As China forges ahead with its ambitious "Belt and Road Initiative" (BRI), it has also adopted a progressive approach towards dispute resolution.

One of the more prominent developments remains the announcement by the China International Economic and Trade Arbitration Commission (CIETAC) of its new rules governing the arbitration of international investment disputes (Rules) and the CIETAC Investment Dispute Resolution Centre in Beijing (CIETAC IDRC) being established to administer those Rules.

Whilst the primary motivator for the new Rules is to support Chinese companies' outbound investment in furtherance of China's BRI, there is also a strong desire to support the independent and impartial resolution of international investment disputes between investors and host countries. To that end, the Rules also provide an alternative for Chinese investors concerned about potential bias in offshore forums due to a lack of understanding of Chinese law and practice. Importantly, the Rules preserve traditional arbitration characteristics such as flexibility, efficiency and economy, whilst incorporating elements of Chinese and international arbitration law and practice.

These recent developments in the dispute resolution space are widely considered a necessary step. Although international investment arbitration is considered the main way to resolve disputes between investors and host states,1 no Chinese institution offered its own dispute resolution procedure. In fact, with many BRI countries devoid of their own investment dispute resolution forum, the Rules are set to become an effective way of "filling the gap" in the area of Chinese international investment arbitration, whilst also serving to develop and promote the international investment arbitration practice in China through effective and expeditious resolution of BRI-related investor claims.

Panel: arbitrators are to be appointed from a panel that is to be maintained by CIETAC, with deviations from the status quo requiring the approval of CIETAC's chairman.

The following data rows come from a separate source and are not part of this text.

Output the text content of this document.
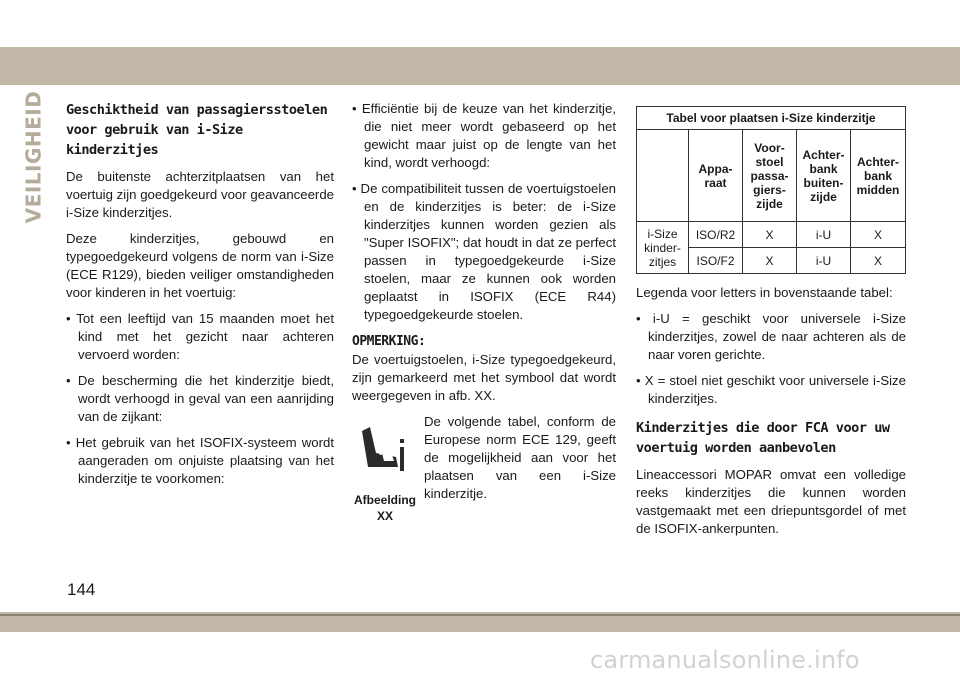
VEILIGHEID Geschiktheid van passagiersstoelen voor gebruik van i-Size kinderzitjes

De buitenste achterzitplaatsen van het voertuig zijn goedgekeurd voor geavanceerde i-Size kinderzitjes.

Deze kinderzitjes, gebouwd en typegoedgekeurd volgens de norm van i-Size (ECE R129), bieden veiliger omstandigheden voor kinderen in het voertuig:

• Tot een leeftijd van 15 maanden moet het kind met het gezicht naar achteren vervoerd worden:

• De bescherming die het kinderzitje biedt, wordt verhoogd in geval van een aanrijding van de zijkant:

• Het gebruik van het ISOFIX-systeem wordt aangeraden om onjuiste plaatsing van het kinderzitje te voorkomen:

• Efficiëntie bij de keuze van het kinderzitje, die niet meer wordt gebaseerd op het gewicht maar juist op de lengte van het kind, wordt verhoogd:

• De compatibiliteit tussen de voertuigstoelen en de kinderzitjes is beter: de i-Size kinderzitjes kunnen worden gezien als "Super ISOFIX"; dat houdt in dat ze perfect passen in typegoedgekeurde i-Size stoelen, maar ze kunnen ook worden geplaatst in ISOFIX (ECE R44) typegoedgekeurde stoelen.

OPMERKING:

De voertuigstoelen, i-Size typegoedgekeurd, zijn gemarkeerd met het symbool dat wordt weergegeven in afb. XX.

Afbeelding XX
De volgende tabel, conform de Europese norm ECE 129, geeft de mogelijkheid aan voor het plaatsen van een i-Size kinderzitje.
Tabel voor plaatsen i-Size kinderzitje				
	Appa-raat	Voor-stoel passa-giers-zijde	Achter-bank buiten-zijde	Achter-bank midden
i-Size kinder-zitjes	ISO/R2	X	i-U	X
	ISO/F2	X	i-U	X

Legenda voor letters in bovenstaande tabel:

• i-U = geschikt voor universele i-Size kinderzitjes, zowel de naar achteren als de naar voren gerichte.

• X = stoel niet geschikt voor universele i-Size kinderzitjes.

Kinderzitjes die door FCA voor uw voertuig worden aanbevolen

Lineaccessori MOPAR omvat een volledige reeks kinderzitjes die kunnen worden vastgemaakt met een driepuntsgordel of met de ISOFIX-ankerpunten.

144
carmanualsonline.info
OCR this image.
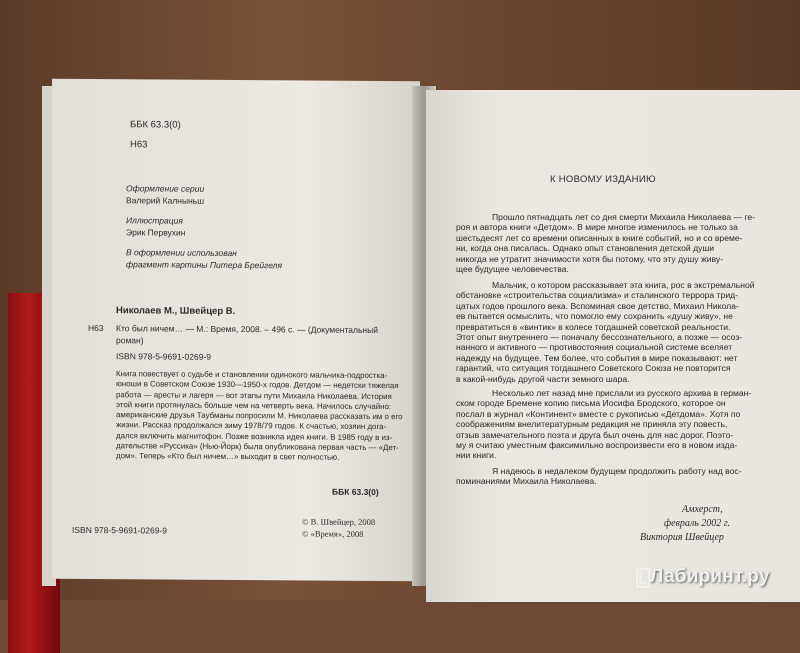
ББК 63.3(0)
Н63
Оформление серии
Валерий Калныньш
Иллюстрация
Эрик Первухин
В оформлении использован
фрагмент картины Питера Брейгеля
Николаев М., Швейцер В.
Н63 Кто был ничем… — М.: Время, 2008. – 496 с. — (Документальный
роман)
ISBN 978-5-9691-0269-9
Книга повествует о судьбе и становлении одинокого мальчика-подростка-
юноши в Советском Союзе 1930—1950-х годов. Детдом — недетски тяжелая
работа — аресты и лагеря — вот этапы пути Михаила Николаева. История
этой книги протянулась больше чем на четверть века. Начилось случайно:
американские друзья Таубманы попросили М. Николаева рассказать им о его
жизни. Рассказ продолжался зиму 1978/79 годов. К счастью, хозяин дога-
дался включить магнитофон. Позже возникла идея книги. В 1985 году в из-
дательстве «Руссика» (Нью-Йорк) была опубликована первая часть — «Дет-
дом». Теперь «Кто был ничем…» выходит в свет полностью.
ББК 63.3(0)
ISBN 978-5-9691-0269-9
© В. Швейцер, 2008
© «Время», 2008
К НОВОМУ ИЗДАНИЮ
Прошло пятнадцать лет со дня смерти Михаила Николаева — ге-
роя и автора книги «Детдом». В мире многое изменилось не только за
шестьдесят лет со времени описанных в книге событий, но и со време-
ни, когда она писалась. Однако опыт становления детской души
никогда не утратит значимости хотя бы потому, что эту душу живу-
щее будущее человечества.
Мальчик, о котором рассказывает эта книга, рос в экстремальной
обстановке «строительства социализма» и сталинского террора трид-
цатых годов прошлого века. Вспоминая свое детство, Михаил Николa-
ев пытается осмыслить, что помогло ему сохранить «душу живу», не
превратиться в «винтик» в колесе тогдашней советской реальности.
Этот опыт внутреннего — поначалу бессознательного, а позже — осоз-
нанного и активного — противостояния социальной системе вселяет
надежду на будущее. Тем более, что события в мире показывают: нет
гарантий, что ситуация тогдашнего Советского Союза не повторится
в какой-нибудь другой части земного шара.
Несколько лет назад мне прислали из русского архива в герман-
ском городе Бремене копию письма Иосифа Бродского, которое он
послал в журнал «Континент» вместе с рукописью «Детдома». Хотя по
соображениям внелитературным редакция не приняла эту повесть,
отзыв замечательного поэта и друга был очень для нас дорог. Поэто-
му я считаю уместным факсимильно воспроизвести его в новом изда-
нии книги.
Я надеюсь в недалеком будущем продолжить работу над вос-
поминаниями Михаила Николаева.
Амхерст,
февраль 2002 г.
Виктория Швейцер
Лабиринт.ру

CIETAC will also have scope to scrutinise draft awards and to draw the attention of the tribunal to "certain points" as long as that does not affect the tribunal's independence.

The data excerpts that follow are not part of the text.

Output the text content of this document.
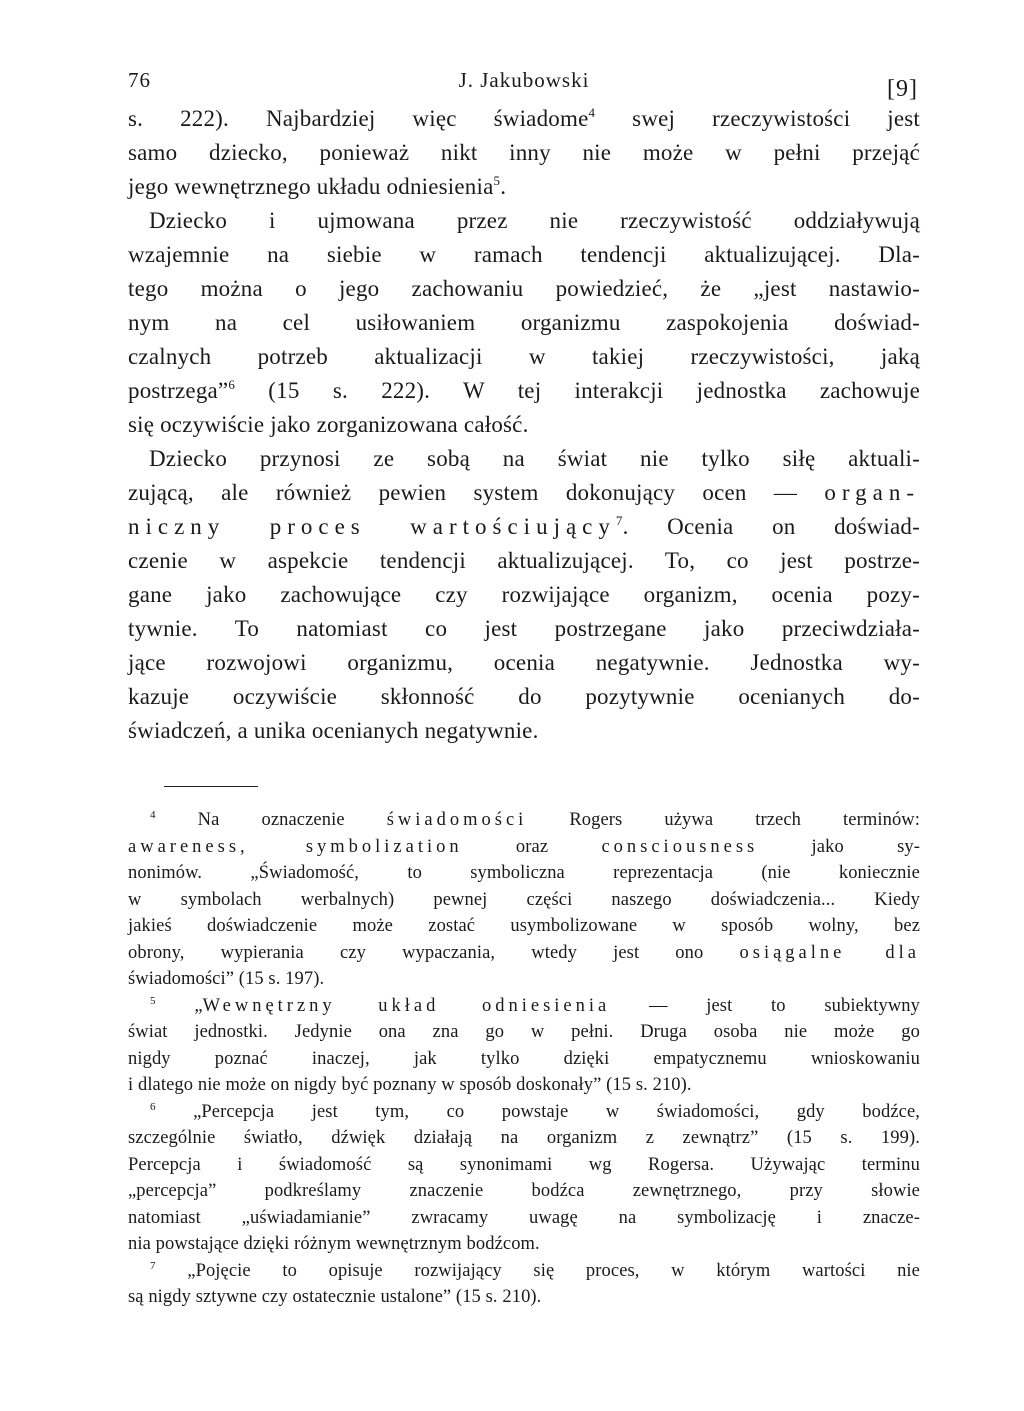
76	J. Jakubowski	[9]
s. 222). Najbardziej więc świadome$^4$ swej rzeczywistości jest
samo dziecko, ponieważ nikt inny nie może w pełni przejąć
jego wewnętrznego układu odniesienia$^5$.
Dziecko i ujmowana przez nie rzeczywistość oddziaływują
wzajemnie na siebie w ramach tendencji aktualizującej. Dla-
tego można o jego zachowaniu powiedzieć, że „jest nastawio-
nym na cel usiłowaniem organizmu zaspokojenia doświad-
czalnych potrzeb aktualizacji w takiej rzeczywistości, jaką
postrzega”$^6$ (15 s. 222). W tej interakcji jednostka zachowuje
się oczywiście jako zorganizowana całość.
Dziecko przynosi ze sobą na świat nie tylko siłę aktuali-
zującą, ale również pewien system dokonujący ocen — organ-
niczny proces wartościujący$^7$. Ocenia on doświad-
czenie w aspekcie tendencji aktualizującej. To, co jest postrze-
gane jako zachowujące czy rozwijające organizm, ocenia pozy-
tywnie. To natomiast co jest postrzegane jako przeciwdziała-
jące rozwojowi organizmu, ocenia negatywnie. Jednostka wy-
kazuje oczywiście skłonność do pozytywnie ocenianych do-
świadczeń, a unika ocenianych negatywnie.
$^4$ Na oznaczenie świadomości Rogers używa trzech terminów:
awareness, symbolization oraz consciousness jako sy-
nonimów. „Świadomość, to symboliczna reprezentacja (nie koniecznie
w symbolach werbalnych) pewnej części naszego doświadczenia... Kiedy
jakieś doświadczenie może zostać usymbolizowane w sposób wolny, bez
obrony, wypierania czy wypaczania, wtedy jest ono osiągalne dla
świadomości” (15 s. 197).
$^5$ „Wewnętrzny układ odniesienia — jest to subiektywny
świat jednostki. Jedynie ona zna go w pełni. Druga osoba nie może go
nigdy poznać inaczej, jak tylko dzięki empatycznemu wnioskowaniu
i dlatego nie może on nigdy być poznany w sposób doskonały” (15 s. 210).
$^6$ „Percepcja jest tym, co powstaje w świadomości, gdy bodźce,
szczególnie światło, dźwięk działają na organizm z zewnątrz” (15 s. 199).
Percepcja i świadomość są synonimami wg Rogersa. Używając terminu
„percepcja” podkreślamy znaczenie bodźca zewnętrznego, przy słowie
natomiast „uświadamianie” zwracamy uwagę na symbolizację i znacze-
nia powstające dzięki różnym wewnętrznym bodźcom.
$^7$ „Pojęcie to opisuje rozwijający się proces, w którym wartości nie
są nigdy sztywne czy ostatecznie ustalone” (15 s. 210).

Third-party funding: parties may receive third-party funding, although it must be disclosed upfront to the counterparty, arbitrators and CIETAC.

Adoption of CIETAC and Its Rules

Although states are unlikely to renegotiate their bilateral investment treaties (BITs) with China to include CIETAC investment arbitration as a dispute resolution mechanism, there is potential for parties to select CIETAC investment arbitration in future contracts between investors and foreign states, governmental organisations or entities whose conduct is attributable to a state.

Further, whether the hosting state agrees to name CIETAC in a specific investment agreement (when not a designated or contemplated dispute resolution institution in BITs between states) will depend largely on the negotiating power of the investor, including the Chinese banks or financial institutions providing the funding for the project.

We note that there have been few China-related investor-state arbitrations. This is because, historically, these types of disputes have been resolved diplomatically or by direct settlement between the parties. That being so, how the Rules will be adopted in practice remains to be seen. Notwithstanding, given the unprecedented growth in outbound Chinese investment via the BRI, as well as increased Chinese investor awareness of investment treaty rights, we expect that this will likely soon change. We will continue to follow the practical application of the Rules to BRI projects with interest.

Key Characteristics

  • Wide scope of jurisdiction: the CIETAC Investment Arbitration Rules are designed to regulate both investment treaty arbitrations and investor-state arbitrations, as a contractually agreed dispute resolution mechanism.
  • Primacy: all investment cases will be heard by the newly established CIETAC IDRC, but can also be referred and administered by CIETAC's Hong Kong Arbitration Centre if so agreed (by the parties who choose Hong Kong as the seat).